His books include Haines; A Village Destroyed; The Graves: Srebrenica and Vukovar; The Silence: Rwanda; Farewell to Bosnia and Telex Iran.
His work has been exhibited and is collected by the Museum of Modern Art, the Metropolitan Museum of Art, the Whitney Museum of American Art, PS1, all in New York; the Art Institute of Chicago; the Corcoran Gallery of Art, Washington, D.C; the San Francisco Museum of Modern Art; the Getty Museum in Los Angeles; the Walker Art Center and the Minneapolis Institute of Arts; the V&A in London; the Musée d’Art Moderne, the Picasso Museum, Parc de la Villette and Centre Georges Pompidou in Paris; the Museum Folkwang, Essen; the Sprengel Museum in Hannover, among others.
Awards and fellowships Peress has received include: The Guggenheim Fellowship, several National Endowment for the Arts grants, Pollock-Krasner and New York State Council of the Arts fellowships, the W. Eugene Smith Grant for Humanistic Photography and International Center of Photography Infinity Awards.

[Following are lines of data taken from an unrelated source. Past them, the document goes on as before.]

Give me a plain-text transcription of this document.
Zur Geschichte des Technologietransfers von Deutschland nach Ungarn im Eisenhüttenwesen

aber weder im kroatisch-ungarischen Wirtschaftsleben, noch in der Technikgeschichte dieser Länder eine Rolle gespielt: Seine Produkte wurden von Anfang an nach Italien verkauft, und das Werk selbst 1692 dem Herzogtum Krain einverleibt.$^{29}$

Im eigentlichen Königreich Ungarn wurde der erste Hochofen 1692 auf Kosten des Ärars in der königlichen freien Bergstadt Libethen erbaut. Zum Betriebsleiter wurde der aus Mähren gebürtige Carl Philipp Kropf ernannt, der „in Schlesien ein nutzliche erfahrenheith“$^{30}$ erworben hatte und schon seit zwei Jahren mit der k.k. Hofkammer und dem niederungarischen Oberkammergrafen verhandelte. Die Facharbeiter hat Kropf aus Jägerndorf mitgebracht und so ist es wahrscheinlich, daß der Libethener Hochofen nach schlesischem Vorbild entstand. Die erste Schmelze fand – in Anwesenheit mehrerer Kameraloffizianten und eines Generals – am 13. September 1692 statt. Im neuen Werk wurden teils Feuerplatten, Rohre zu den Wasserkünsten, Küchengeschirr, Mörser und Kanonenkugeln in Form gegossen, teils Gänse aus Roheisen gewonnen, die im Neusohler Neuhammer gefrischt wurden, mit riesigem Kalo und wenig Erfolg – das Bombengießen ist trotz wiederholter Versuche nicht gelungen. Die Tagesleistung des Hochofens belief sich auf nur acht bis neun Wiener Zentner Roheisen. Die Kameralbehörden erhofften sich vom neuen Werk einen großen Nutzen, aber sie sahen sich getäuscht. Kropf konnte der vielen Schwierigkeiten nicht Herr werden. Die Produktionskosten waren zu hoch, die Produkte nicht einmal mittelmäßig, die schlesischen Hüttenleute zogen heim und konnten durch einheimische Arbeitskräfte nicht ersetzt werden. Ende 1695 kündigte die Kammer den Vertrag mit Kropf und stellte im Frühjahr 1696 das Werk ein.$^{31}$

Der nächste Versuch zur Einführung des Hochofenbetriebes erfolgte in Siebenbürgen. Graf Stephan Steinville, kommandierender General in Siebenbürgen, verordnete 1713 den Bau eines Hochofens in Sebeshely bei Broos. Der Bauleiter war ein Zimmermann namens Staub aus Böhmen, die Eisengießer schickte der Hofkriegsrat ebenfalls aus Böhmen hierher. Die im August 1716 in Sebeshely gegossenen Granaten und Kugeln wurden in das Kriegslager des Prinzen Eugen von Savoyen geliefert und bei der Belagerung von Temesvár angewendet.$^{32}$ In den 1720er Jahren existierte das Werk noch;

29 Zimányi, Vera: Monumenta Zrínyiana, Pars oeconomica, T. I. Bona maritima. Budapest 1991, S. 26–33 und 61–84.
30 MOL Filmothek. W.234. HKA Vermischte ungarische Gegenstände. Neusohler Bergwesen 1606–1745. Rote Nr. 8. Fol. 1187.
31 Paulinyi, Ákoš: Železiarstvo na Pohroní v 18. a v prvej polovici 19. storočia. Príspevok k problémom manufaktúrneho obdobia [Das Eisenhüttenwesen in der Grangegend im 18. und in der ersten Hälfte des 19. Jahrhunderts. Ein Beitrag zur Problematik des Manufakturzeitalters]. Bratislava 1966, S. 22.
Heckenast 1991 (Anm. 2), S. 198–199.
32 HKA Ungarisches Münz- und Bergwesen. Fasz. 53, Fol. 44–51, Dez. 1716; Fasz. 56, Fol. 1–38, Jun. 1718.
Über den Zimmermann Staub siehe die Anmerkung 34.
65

Portfolios of his work have appeared in the New York Times Magazine, the Sunday Times Magazine, Du magazine, Life, Stern, Geo, Paris-Match, Parkett, Aperture and the New Yorker.
Peress is Professor of Human Rights and Photography at Bard College, NY and Senior Research Fellow at the Human Rights Center, UC Berkeley. Peress joined Magnum Photos in 1971 and served three times as vice-president and twice as president of the co-operative. He and his wife, Alison Cornyn, live in Brooklyn with their three children.